Autre exemple notable : le Peugeot 2008. Véritable succès commercial pour Stellantis, le Peugeot 2008 de seconde génération va rester plus longtemps que prévu au catalogue. Présenté mi-2019 et officiellement lancé en 2020, le SUV urbain devait, logiquement, terminer sa carrière à l'horizon 2027, après huit années de bons et loyaux services. Une durée normale dans le cycle de vie des véhicules.

Selon nos confrères de La Tribuna de Automoción, l'usine Stellantis de Vigo, en Espagne, en assurera la production jusqu'en 2029. Petite subtilité toutefois, seule la durée de vie des versions thermiques du Peugeot 2008 sera allongée. Soit les véhicules équipés des blocs essence 1.2 l PureTech 100 ch et 1.2 l PureTech 130 ch mais aussi du dernier bloc mild-hybrid 48 volts de 136 ch.

Les doutes des constructeurs

L’éclaircie ne semble pas attendue non plus du côté des hybrides rechargeables (PHEV). La publication du rapport de la Commission européenne soulignant des consommations trois à quatre fois supérieures de ces modèles dans la vraie vie, par opposition aux mesures WLTP, interroge sur leur avenir. La question des consommations et de l’autonomie est d’ailleurs le vrai sujet en matière de véhicules électrifiés. Car les chiffres officiels ne résistent pas longtemps à un usage quotidien, en dehors d’un cycle urbain.

Rattrapé par le bon sens des acheteurs, le temps se couvre donc pour les ventes de véhicules électriques. Les campagnes de marketing n’y changeront rien. Mercedes-Benz et Renault en ont pris conscience.
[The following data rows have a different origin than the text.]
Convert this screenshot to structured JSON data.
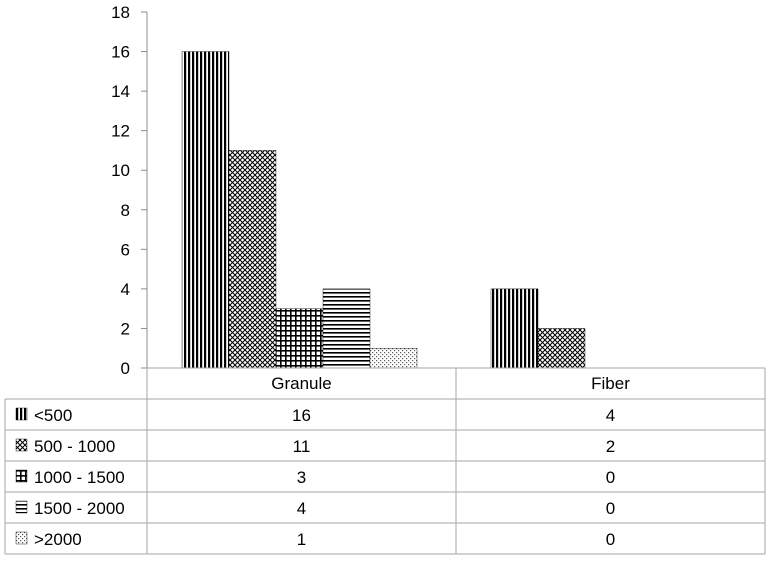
{
  "chart_data": {
    "type": "bar",
    "categories": [
      "Granule",
      "Fiber"
    ],
    "series": [
      {
        "name": "<500",
        "values": [
          16,
          4
        ],
        "pattern": "vertical-stripes"
      },
      {
        "name": "500 - 1000",
        "values": [
          11,
          2
        ],
        "pattern": "diagonal-crosshatch"
      },
      {
        "name": "1000 - 1500",
        "values": [
          3,
          0
        ],
        "pattern": "grid"
      },
      {
        "name": "1500 - 2000",
        "values": [
          4,
          0
        ],
        "pattern": "horizontal-stripes"
      },
      {
        "name": ">2000",
        "values": [
          1,
          0
        ],
        "pattern": "dots"
      }
    ],
    "ylim": [
      0,
      18
    ],
    "yticks": [
      0,
      2,
      4,
      6,
      8,
      10,
      12,
      14,
      16,
      18
    ],
    "title": "",
    "xlabel": "",
    "ylabel": "",
    "grid": false,
    "legend": "data-table",
    "data_table": true
  },
  "colors": {
    "ink": "#000000",
    "axis": "#8c8c8c",
    "table_border": "#a6a6a6"
  }
}
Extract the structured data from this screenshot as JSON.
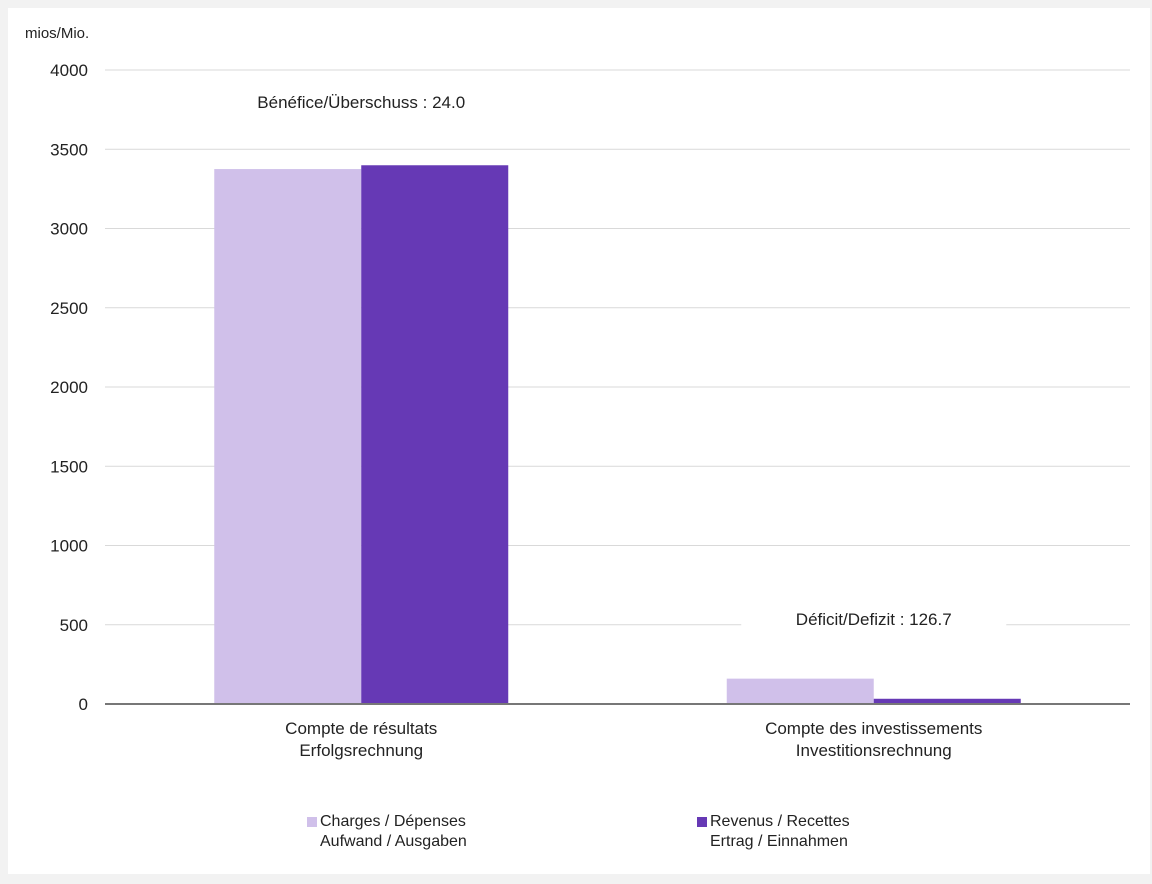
{
  "chart_data": {
    "type": "bar",
    "unit_label": "mios/Mio.",
    "categories": [
      "Compte de résultats\nErfolgsrechnung",
      "Compte des investissements\nInvestitionsrechnung"
    ],
    "series": [
      {
        "name": "Charges / Dépenses\nAufwand / Ausgaben",
        "values": [
          3375,
          160
        ],
        "color": "#d0c0ea"
      },
      {
        "name": "Revenus / Recettes\nErtrag / Einnahmen",
        "values": [
          3399,
          33
        ],
        "color": "#6639b5"
      }
    ],
    "ylim": [
      0,
      4000
    ],
    "yticks": [
      0,
      500,
      1000,
      1500,
      2000,
      2500,
      3000,
      3500,
      4000
    ],
    "grid": true,
    "legend_position": "bottom",
    "annotations": [
      {
        "text": "Bénéfice/Überschuss :  24.0",
        "category": 0
      },
      {
        "text": "Déficit/Defizit : 126.7",
        "category": 1
      }
    ]
  }
}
Carlos Tavares, CEO de Stellantis, a exprimé également ses doutes sur l’électrique comme solution universelle pour la mobilité zéro émission dans le monde entier, invitant à sortir « d’une pensée dogmatique ».

Si les freins à l’adoption à grande échelle des véhicules électriques se justifient au regard du coût d’achat de ces modèles, il n’est pas certain que la bataille qui se profile autour des BEV à 20 000 euros suffise à renverser la vapeur. Car d’autres menaces planent.
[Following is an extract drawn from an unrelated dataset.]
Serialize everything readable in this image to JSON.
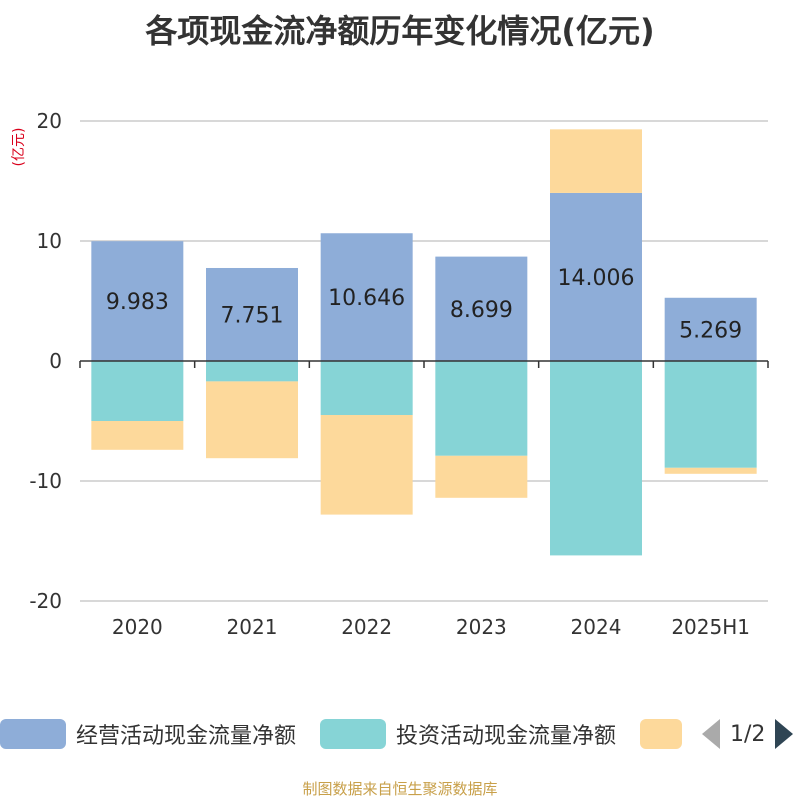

Des calendriers de fin du thermique réajustés

Il convient de rappeler que l'interdiction de vente des véhicules neufs à moteur thermique n'a jamais bénéficié d'un consensus véritable à l'échelle européenne. Des pays tels que l'Italie, la Bulgarie et la Pologne s'y sont même opposés. L'Allemagne et l'Italie ont réussi à obtenir de justesse une dérogation d'un an supplémentaire pour les marques produisant moins de mille véhicules par an. Il y a seulement un an, toujours sous la pression de l'Allemagne, l'Europe a également dû concéder sur l'utilisation des carburants de synthèse.
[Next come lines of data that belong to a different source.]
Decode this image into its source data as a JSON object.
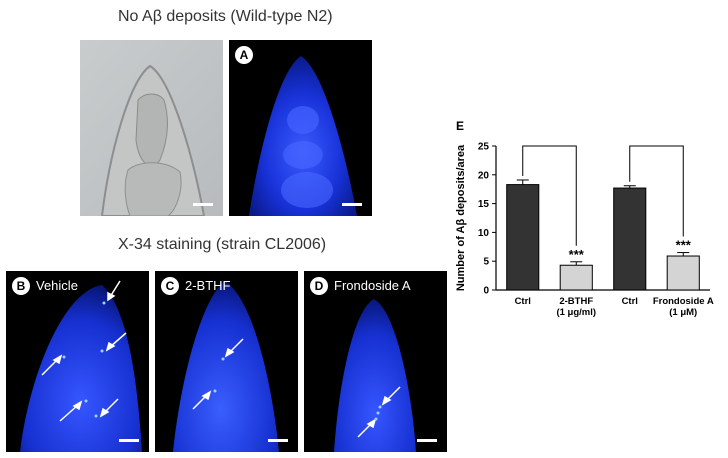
{
  "titles": {
    "top": "No Aβ deposits (Wild-type N2)",
    "middle": "X-34 staining (strain CL2006)"
  },
  "panels": {
    "a": {
      "badge": "A"
    },
    "b": {
      "badge": "B",
      "label": "Vehicle"
    },
    "c": {
      "badge": "C",
      "label": "2-BTHF"
    },
    "d": {
      "badge": "D",
      "label": "Frondoside A"
    }
  },
  "chart_data": {
    "type": "bar",
    "panel_letter": "E",
    "ylabel": "Number of Aβ deposits/area",
    "ylim": [
      0,
      25
    ],
    "yticks": [
      0,
      5,
      10,
      15,
      20,
      25
    ],
    "categories": [
      {
        "line1": "Ctrl",
        "line2": ""
      },
      {
        "line1": "2-BTHF",
        "line2": "(1 μg/ml)"
      },
      {
        "line1": "Ctrl",
        "line2": ""
      },
      {
        "line1": "Frondoside A",
        "line2": "(1 μM)"
      }
    ],
    "values": [
      18.3,
      4.3,
      17.7,
      5.9
    ],
    "errors": [
      0.8,
      0.6,
      0.4,
      0.6
    ],
    "colors": [
      "#333333",
      "#d4d4d4",
      "#333333",
      "#d4d4d4"
    ],
    "significance": [
      "",
      "***",
      "",
      "***"
    ],
    "brackets": [
      [
        0,
        1
      ],
      [
        2,
        3
      ]
    ]
  }
}
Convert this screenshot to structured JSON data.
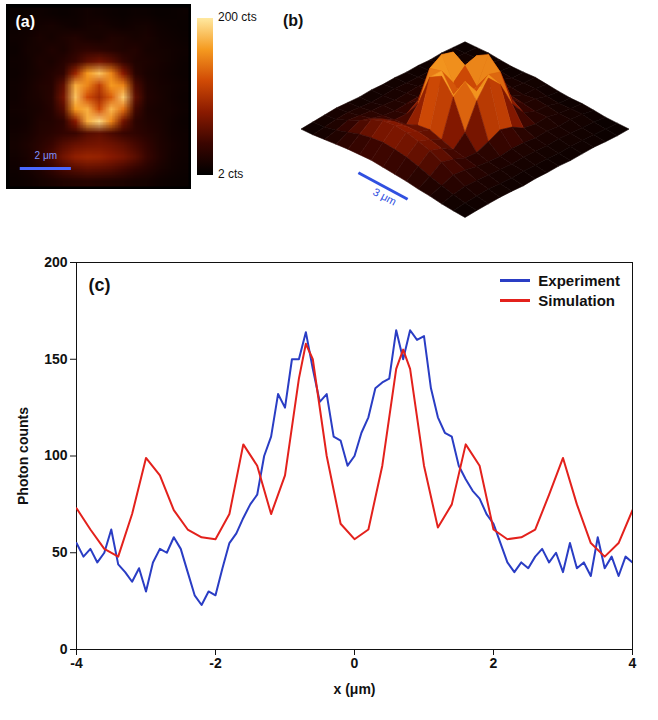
{
  "chart_data": [
    {
      "type": "heatmap",
      "title": "(a)",
      "tick_labels": false,
      "xlim": [
        -3.5,
        3.5
      ],
      "ylim": [
        -3.5,
        3.5
      ],
      "cells": [
        [
          8,
          10,
          12,
          10,
          9,
          11,
          14,
          12,
          10,
          9,
          11,
          10,
          8,
          9,
          10
        ],
        [
          10,
          12,
          15,
          18,
          14,
          12,
          16,
          18,
          14,
          12,
          15,
          16,
          12,
          10,
          9
        ],
        [
          12,
          14,
          20,
          16,
          22,
          25,
          20,
          18,
          24,
          22,
          18,
          20,
          14,
          12,
          10
        ],
        [
          10,
          16,
          18,
          24,
          20,
          30,
          35,
          32,
          28,
          24,
          26,
          18,
          16,
          14,
          12
        ],
        [
          12,
          14,
          22,
          20,
          28,
          40,
          60,
          70,
          58,
          38,
          24,
          22,
          18,
          14,
          11
        ],
        [
          11,
          15,
          20,
          26,
          35,
          90,
          160,
          180,
          150,
          80,
          30,
          20,
          16,
          13,
          10
        ],
        [
          13,
          16,
          24,
          28,
          60,
          170,
          150,
          110,
          160,
          150,
          50,
          24,
          18,
          15,
          12
        ],
        [
          12,
          18,
          22,
          30,
          70,
          180,
          120,
          95,
          130,
          185,
          60,
          26,
          20,
          14,
          11
        ],
        [
          14,
          16,
          20,
          28,
          55,
          160,
          170,
          120,
          175,
          140,
          45,
          22,
          18,
          16,
          12
        ],
        [
          12,
          15,
          24,
          26,
          34,
          80,
          170,
          190,
          150,
          70,
          32,
          24,
          20,
          14,
          10
        ],
        [
          14,
          18,
          26,
          30,
          36,
          40,
          55,
          60,
          50,
          40,
          34,
          28,
          22,
          15,
          12
        ],
        [
          16,
          22,
          30,
          40,
          55,
          65,
          70,
          72,
          68,
          60,
          48,
          36,
          24,
          18,
          13
        ],
        [
          14,
          20,
          34,
          50,
          70,
          85,
          90,
          88,
          80,
          72,
          58,
          40,
          26,
          16,
          12
        ],
        [
          12,
          16,
          24,
          36,
          48,
          55,
          60,
          58,
          54,
          46,
          36,
          28,
          20,
          14,
          11
        ],
        [
          10,
          12,
          16,
          20,
          24,
          26,
          28,
          26,
          24,
          22,
          18,
          16,
          12,
          10,
          9
        ]
      ],
      "colorbar": {
        "range": [
          2,
          200
        ],
        "ticks": [
          {
            "value": 200,
            "label": "200 cts"
          },
          {
            "value": 2,
            "label": "2 cts"
          }
        ]
      },
      "scale_bar": {
        "length": 2,
        "label": "2 μm"
      }
    },
    {
      "type": "surface",
      "title": "(b)",
      "tick_labels": false,
      "xlim": [
        -5,
        5
      ],
      "ylim": [
        -5,
        5
      ],
      "zlim": [
        2,
        200
      ],
      "cells": [
        [
          8,
          10,
          12,
          10,
          9,
          11,
          14,
          12,
          10,
          9,
          11,
          10,
          8,
          9,
          10
        ],
        [
          10,
          12,
          15,
          18,
          14,
          12,
          16,
          18,
          14,
          12,
          15,
          16,
          12,
          10,
          9
        ],
        [
          12,
          14,
          20,
          16,
          22,
          25,
          20,
          18,
          24,
          22,
          18,
          20,
          14,
          12,
          10
        ],
        [
          10,
          16,
          18,
          24,
          20,
          30,
          35,
          32,
          28,
          24,
          26,
          18,
          16,
          14,
          12
        ],
        [
          12,
          14,
          22,
          20,
          28,
          40,
          60,
          70,
          58,
          38,
          24,
          22,
          18,
          14,
          11
        ],
        [
          11,
          15,
          20,
          26,
          35,
          90,
          160,
          180,
          150,
          80,
          30,
          20,
          16,
          13,
          10
        ],
        [
          13,
          16,
          24,
          28,
          60,
          170,
          150,
          110,
          160,
          150,
          50,
          24,
          18,
          15,
          12
        ],
        [
          12,
          18,
          22,
          30,
          70,
          180,
          120,
          95,
          130,
          185,
          60,
          26,
          20,
          14,
          11
        ],
        [
          14,
          16,
          20,
          28,
          55,
          160,
          170,
          120,
          175,
          140,
          45,
          22,
          18,
          16,
          12
        ],
        [
          12,
          15,
          24,
          26,
          34,
          80,
          170,
          190,
          150,
          70,
          32,
          24,
          20,
          14,
          10
        ],
        [
          14,
          18,
          26,
          30,
          36,
          40,
          55,
          60,
          50,
          40,
          34,
          28,
          22,
          15,
          12
        ],
        [
          16,
          22,
          30,
          40,
          55,
          65,
          70,
          72,
          68,
          60,
          48,
          36,
          24,
          18,
          13
        ],
        [
          14,
          20,
          34,
          50,
          70,
          85,
          90,
          88,
          80,
          72,
          58,
          40,
          26,
          16,
          12
        ],
        [
          12,
          16,
          24,
          36,
          48,
          55,
          60,
          58,
          54,
          46,
          36,
          28,
          20,
          14,
          11
        ],
        [
          10,
          12,
          16,
          20,
          24,
          26,
          28,
          26,
          24,
          22,
          18,
          16,
          12,
          10,
          9
        ]
      ],
      "scale_bar": {
        "length": 3,
        "label": "3 μm"
      }
    },
    {
      "type": "line",
      "title": "(c)",
      "xlabel": "x (μm)",
      "ylabel": "Photon counts",
      "xlim": [
        -4,
        4
      ],
      "xticks": [
        -4,
        -2,
        0,
        2,
        4
      ],
      "ylim": [
        0,
        200
      ],
      "yticks": [
        0,
        50,
        100,
        150,
        200
      ],
      "legend": "upper right",
      "series": [
        {
          "name": "Experiment",
          "color": "#2a3dc4",
          "x": [
            -4.0,
            -3.9,
            -3.8,
            -3.7,
            -3.6,
            -3.5,
            -3.4,
            -3.3,
            -3.2,
            -3.1,
            -3.0,
            -2.9,
            -2.8,
            -2.7,
            -2.6,
            -2.5,
            -2.4,
            -2.3,
            -2.2,
            -2.1,
            -2.0,
            -1.9,
            -1.8,
            -1.7,
            -1.6,
            -1.5,
            -1.4,
            -1.3,
            -1.2,
            -1.1,
            -1.0,
            -0.9,
            -0.8,
            -0.7,
            -0.6,
            -0.5,
            -0.4,
            -0.3,
            -0.2,
            -0.1,
            0.0,
            0.1,
            0.2,
            0.3,
            0.4,
            0.5,
            0.6,
            0.7,
            0.8,
            0.9,
            1.0,
            1.1,
            1.2,
            1.3,
            1.4,
            1.5,
            1.6,
            1.7,
            1.8,
            1.9,
            2.0,
            2.1,
            2.2,
            2.3,
            2.4,
            2.5,
            2.6,
            2.7,
            2.8,
            2.9,
            3.0,
            3.1,
            3.2,
            3.3,
            3.4,
            3.5,
            3.6,
            3.7,
            3.8,
            3.9,
            4.0
          ],
          "values": [
            55,
            48,
            52,
            45,
            50,
            62,
            44,
            40,
            35,
            42,
            30,
            45,
            52,
            50,
            58,
            52,
            40,
            28,
            23,
            30,
            28,
            42,
            55,
            60,
            68,
            75,
            80,
            100,
            110,
            132,
            125,
            150,
            150,
            164,
            145,
            128,
            132,
            110,
            108,
            95,
            100,
            112,
            120,
            135,
            138,
            140,
            165,
            150,
            165,
            160,
            162,
            135,
            120,
            112,
            110,
            95,
            88,
            82,
            78,
            70,
            65,
            55,
            45,
            40,
            45,
            42,
            48,
            52,
            45,
            50,
            40,
            55,
            42,
            45,
            38,
            58,
            42,
            48,
            38,
            48,
            45
          ]
        },
        {
          "name": "Simulation",
          "color": "#e3211c",
          "x": [
            -4.0,
            -3.8,
            -3.6,
            -3.4,
            -3.2,
            -3.0,
            -2.8,
            -2.6,
            -2.4,
            -2.2,
            -2.0,
            -1.8,
            -1.6,
            -1.4,
            -1.2,
            -1.0,
            -0.8,
            -0.7,
            -0.6,
            -0.4,
            -0.2,
            0.0,
            0.2,
            0.4,
            0.6,
            0.7,
            0.8,
            1.0,
            1.2,
            1.4,
            1.6,
            1.8,
            2.0,
            2.2,
            2.4,
            2.6,
            2.8,
            3.0,
            3.2,
            3.4,
            3.6,
            3.8,
            4.0
          ],
          "values": [
            73,
            62,
            52,
            48,
            70,
            99,
            90,
            72,
            62,
            58,
            57,
            70,
            106,
            95,
            70,
            90,
            140,
            158,
            150,
            100,
            65,
            57,
            62,
            95,
            145,
            155,
            145,
            95,
            63,
            75,
            106,
            95,
            62,
            57,
            58,
            62,
            80,
            99,
            75,
            55,
            48,
            55,
            72
          ]
        }
      ]
    }
  ]
}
Soutenue par les aides à l'achat, la vente des véhicules électriques a connu une croissance spectaculaire l'année dernière, mais a ralenti en ce début d'année, notamment en Allemagne. Le scepticisme des acheteurs quant aux coûts supplémentaires des modèles électriques et aux contraintes d'utilisation semble l'emporter sur les préoccupations environnementales. Face à la réalité du marché, des constructeurs tels que Mercedes-Benz et Renault ont déjà ajusté leur calendrier en faveur d'une transition vers le tout électrique.